Save for the Metro heroics, the other Public High League medal winners at state were few and far in between: Vashon’s Jacobi Green who won the discus with a throw of 168-feet, 11 inches and Career Academy’s Angel Mimes who took third place in the 200 meters.
“Jaydon and Leah were both excellent leaders to their teammates on and off the track and (they) also excelled in the classroom,” said Metro coach Keith Custis. “Jaydon was the first Metro athlete in 12 years to win a state title in any event, and then he did it again three hours later. His 200 meter race was as perfectly run a race as I have seen in person. What was most amazing was that it was his sixth race in two days.”
“Coming off the curve, I gave it everything I had left in the (finishing) kick,” explained Marley.

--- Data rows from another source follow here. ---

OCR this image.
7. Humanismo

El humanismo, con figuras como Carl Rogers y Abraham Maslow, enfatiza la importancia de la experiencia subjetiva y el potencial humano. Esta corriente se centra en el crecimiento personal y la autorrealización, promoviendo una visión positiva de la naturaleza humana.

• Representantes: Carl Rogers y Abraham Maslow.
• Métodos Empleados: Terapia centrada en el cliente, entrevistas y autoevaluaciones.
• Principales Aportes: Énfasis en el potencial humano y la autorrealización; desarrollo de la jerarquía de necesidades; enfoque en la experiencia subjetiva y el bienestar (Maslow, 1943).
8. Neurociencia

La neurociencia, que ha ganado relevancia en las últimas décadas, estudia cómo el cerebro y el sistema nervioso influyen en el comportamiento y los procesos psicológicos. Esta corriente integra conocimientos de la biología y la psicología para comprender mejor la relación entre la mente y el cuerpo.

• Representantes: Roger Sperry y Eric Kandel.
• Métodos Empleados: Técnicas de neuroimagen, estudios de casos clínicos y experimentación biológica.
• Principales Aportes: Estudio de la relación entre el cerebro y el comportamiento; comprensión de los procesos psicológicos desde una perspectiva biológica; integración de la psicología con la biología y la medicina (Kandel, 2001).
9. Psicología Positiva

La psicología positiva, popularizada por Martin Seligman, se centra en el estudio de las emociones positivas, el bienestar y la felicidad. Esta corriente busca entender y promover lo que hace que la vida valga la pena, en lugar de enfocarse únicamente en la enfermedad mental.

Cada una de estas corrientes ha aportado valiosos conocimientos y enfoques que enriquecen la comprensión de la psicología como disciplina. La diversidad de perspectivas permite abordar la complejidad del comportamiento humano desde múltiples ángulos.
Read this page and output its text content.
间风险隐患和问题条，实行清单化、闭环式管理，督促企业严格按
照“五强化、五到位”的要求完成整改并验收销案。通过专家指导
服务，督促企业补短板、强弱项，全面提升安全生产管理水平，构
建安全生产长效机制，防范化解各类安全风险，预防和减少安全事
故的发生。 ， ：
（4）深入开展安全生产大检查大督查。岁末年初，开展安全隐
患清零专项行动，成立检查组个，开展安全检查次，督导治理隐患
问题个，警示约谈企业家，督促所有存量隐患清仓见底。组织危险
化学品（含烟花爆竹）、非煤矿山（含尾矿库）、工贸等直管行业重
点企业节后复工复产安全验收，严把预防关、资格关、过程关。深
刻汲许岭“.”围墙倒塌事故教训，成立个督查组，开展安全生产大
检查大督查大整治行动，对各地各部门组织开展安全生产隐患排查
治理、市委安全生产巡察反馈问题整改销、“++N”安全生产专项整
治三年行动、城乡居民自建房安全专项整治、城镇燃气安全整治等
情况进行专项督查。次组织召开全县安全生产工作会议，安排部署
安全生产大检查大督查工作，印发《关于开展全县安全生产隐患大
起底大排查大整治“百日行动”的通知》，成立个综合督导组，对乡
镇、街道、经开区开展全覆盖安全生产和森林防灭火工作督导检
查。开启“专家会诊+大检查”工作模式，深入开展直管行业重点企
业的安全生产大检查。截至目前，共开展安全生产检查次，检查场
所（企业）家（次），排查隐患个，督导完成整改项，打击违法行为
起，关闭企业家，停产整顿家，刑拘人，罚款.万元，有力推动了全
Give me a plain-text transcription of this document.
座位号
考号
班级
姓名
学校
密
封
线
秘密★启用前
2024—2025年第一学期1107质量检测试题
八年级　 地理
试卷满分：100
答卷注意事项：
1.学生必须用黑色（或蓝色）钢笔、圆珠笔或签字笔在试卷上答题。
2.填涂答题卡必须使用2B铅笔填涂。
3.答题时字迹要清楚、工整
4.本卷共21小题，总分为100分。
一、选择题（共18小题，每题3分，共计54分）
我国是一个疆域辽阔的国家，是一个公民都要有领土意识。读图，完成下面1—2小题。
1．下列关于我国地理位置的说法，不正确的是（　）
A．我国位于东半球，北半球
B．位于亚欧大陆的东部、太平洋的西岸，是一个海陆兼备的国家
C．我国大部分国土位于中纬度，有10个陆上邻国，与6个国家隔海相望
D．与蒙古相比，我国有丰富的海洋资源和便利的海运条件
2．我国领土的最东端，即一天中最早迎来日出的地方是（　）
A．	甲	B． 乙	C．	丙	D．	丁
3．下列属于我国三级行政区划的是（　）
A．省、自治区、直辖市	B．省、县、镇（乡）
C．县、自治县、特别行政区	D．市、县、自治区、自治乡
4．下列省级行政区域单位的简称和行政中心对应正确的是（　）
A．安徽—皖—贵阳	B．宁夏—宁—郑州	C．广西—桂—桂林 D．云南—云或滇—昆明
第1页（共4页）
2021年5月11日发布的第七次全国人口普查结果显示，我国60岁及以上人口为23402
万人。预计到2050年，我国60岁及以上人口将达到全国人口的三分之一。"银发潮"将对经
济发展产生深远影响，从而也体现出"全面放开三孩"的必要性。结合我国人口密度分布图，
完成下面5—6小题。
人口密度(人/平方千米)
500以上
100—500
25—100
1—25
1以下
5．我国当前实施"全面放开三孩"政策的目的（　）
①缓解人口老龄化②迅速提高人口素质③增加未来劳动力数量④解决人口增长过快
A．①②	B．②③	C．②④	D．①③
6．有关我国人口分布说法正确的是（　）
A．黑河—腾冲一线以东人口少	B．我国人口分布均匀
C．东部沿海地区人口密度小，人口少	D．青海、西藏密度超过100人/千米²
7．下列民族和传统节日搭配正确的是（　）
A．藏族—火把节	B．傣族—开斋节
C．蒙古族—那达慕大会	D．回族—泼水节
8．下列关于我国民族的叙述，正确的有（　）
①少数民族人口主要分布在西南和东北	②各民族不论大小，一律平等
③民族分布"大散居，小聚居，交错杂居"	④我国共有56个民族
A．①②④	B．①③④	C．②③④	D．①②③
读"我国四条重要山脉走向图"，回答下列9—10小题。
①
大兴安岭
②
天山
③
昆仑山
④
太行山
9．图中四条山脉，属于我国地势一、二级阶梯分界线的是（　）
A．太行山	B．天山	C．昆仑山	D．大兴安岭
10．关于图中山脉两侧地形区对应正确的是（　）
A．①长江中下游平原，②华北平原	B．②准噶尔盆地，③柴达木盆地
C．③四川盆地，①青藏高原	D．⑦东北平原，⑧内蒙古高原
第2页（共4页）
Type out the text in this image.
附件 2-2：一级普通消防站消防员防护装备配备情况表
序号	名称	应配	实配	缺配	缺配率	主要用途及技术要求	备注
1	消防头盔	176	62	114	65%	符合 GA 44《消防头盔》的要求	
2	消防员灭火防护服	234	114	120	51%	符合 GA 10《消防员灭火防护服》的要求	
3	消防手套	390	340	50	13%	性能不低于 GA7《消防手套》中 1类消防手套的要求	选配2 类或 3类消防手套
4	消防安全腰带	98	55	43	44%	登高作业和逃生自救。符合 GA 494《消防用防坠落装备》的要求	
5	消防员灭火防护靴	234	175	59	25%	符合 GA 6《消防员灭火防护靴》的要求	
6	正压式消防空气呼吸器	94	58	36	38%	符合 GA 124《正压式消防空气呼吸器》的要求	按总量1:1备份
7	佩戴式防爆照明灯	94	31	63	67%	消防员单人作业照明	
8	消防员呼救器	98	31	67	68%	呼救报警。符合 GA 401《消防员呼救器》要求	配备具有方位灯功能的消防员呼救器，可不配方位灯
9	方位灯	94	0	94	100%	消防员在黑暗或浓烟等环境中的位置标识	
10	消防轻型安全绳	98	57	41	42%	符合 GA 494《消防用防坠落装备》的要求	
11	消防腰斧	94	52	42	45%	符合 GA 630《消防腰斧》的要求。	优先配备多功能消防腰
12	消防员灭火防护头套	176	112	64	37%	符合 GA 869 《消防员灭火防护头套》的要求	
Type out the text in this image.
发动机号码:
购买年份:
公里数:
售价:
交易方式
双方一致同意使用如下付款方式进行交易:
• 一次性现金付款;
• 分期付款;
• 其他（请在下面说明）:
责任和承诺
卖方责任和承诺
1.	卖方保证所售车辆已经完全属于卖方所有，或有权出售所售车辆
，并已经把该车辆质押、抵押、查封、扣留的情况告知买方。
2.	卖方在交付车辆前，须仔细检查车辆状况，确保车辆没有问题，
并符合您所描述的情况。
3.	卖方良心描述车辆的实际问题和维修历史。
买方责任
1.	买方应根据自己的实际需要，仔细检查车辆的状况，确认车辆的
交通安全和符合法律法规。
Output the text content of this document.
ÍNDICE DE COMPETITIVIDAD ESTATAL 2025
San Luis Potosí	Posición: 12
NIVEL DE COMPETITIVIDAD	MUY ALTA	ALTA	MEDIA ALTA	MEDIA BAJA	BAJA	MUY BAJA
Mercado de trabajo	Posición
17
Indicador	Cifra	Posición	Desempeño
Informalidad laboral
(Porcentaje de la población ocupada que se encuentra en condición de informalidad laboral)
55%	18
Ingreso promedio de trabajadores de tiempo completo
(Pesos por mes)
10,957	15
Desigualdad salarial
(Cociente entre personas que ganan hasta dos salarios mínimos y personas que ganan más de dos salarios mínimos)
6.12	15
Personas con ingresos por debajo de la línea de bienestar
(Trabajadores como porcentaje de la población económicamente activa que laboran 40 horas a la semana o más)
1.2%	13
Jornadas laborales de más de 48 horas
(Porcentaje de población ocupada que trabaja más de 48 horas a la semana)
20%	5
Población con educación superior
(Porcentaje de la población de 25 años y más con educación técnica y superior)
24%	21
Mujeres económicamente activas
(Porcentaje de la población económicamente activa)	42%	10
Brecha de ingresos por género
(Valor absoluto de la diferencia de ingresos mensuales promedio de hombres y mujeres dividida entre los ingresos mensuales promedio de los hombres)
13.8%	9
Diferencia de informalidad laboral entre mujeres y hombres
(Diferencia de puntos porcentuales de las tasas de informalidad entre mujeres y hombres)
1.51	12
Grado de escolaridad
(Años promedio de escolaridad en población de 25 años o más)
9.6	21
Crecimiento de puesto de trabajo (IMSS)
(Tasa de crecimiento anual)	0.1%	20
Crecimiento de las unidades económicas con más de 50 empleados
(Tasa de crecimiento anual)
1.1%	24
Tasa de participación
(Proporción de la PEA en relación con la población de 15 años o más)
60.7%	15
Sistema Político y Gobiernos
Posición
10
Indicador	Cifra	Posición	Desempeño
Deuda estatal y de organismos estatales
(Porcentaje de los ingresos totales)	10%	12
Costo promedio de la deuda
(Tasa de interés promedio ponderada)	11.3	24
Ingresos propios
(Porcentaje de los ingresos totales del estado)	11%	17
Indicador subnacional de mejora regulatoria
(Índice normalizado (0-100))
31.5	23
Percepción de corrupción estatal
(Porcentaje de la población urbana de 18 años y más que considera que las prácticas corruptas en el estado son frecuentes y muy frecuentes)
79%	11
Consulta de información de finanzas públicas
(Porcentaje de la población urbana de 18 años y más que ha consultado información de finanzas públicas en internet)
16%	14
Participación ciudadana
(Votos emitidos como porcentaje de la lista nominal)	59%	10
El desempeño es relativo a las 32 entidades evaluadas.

But track and field weren’t the only banner sports for Metro this past spring. The girls soccer program was a legitimate state contender and posted a 16-2 record, in losing 2-1 to Elsberry in the playoffs. Goalie Molly Elliot was credited with 11 shutouts and the trio of Eva Malone, Indya Nea and Janya Clark produced prolific offensive numbers: Malone with 33 goals, 17 assists, Nea with 22 goals and 19 assists and Clark with 22 goals and four assists.
“I’m so happy with the success that Metro has been able to have athletically across the board,” said Metro athletic director Tenelle Bufford. “Our girls soccer team was number 1 in the state (Class 1, small schools) rankings and were a couple of games from making it to state. Our boys soccer team took home a district title this year. Our girls basketball team made it to the sectional rounds. Our track teams had (several individual and relay teams) success at state. Our coaches have done a wonderful job of building a culture that has kids willing to try our for track and field. And they are taking that talent and making us a formidable team. As an alum of Metro and now serving as the AD, I am so proud of our growth outside the classroom.”
Likewise Bufford credits the community with supporting the school beyond academics and consequently helping broaden its image.
“The community really comes together to make sure our student athletes know they can succeed and carry over the expectations academically into the athletic realm,” he explained. “We aren’t just a bunch of nerds and artists”
Indeed, Foluke, who became the first Public High League boys basketball player to win the entire metropolitan area’s scoring championship since Albert Thomas way back in 1988, is now at Hampton University. He was also a key member of the track and field team, getting a medal at state in the triple jump. But he drew raves for his character as well as his athletic prowess, as evidenced by comments made by Jason Julian, a the founder of Urban K-life, a local mentorship and discipleship program for youths.
“He (Foluke) is an amazing young man simply as a person,” said Julian. “He is very coachable and teachable and extremely respectful. He works very hard and it shows in the results, both inside and outside of the classroom.”
That’s the point that Bufford is stressing about the new-era Metro students.
“We are athletes as well who were able to put together a brilliant sports campaign this past year,” said Bufford. “It’s a privilege to be around these kids. They make us all look like we know what we are doing.”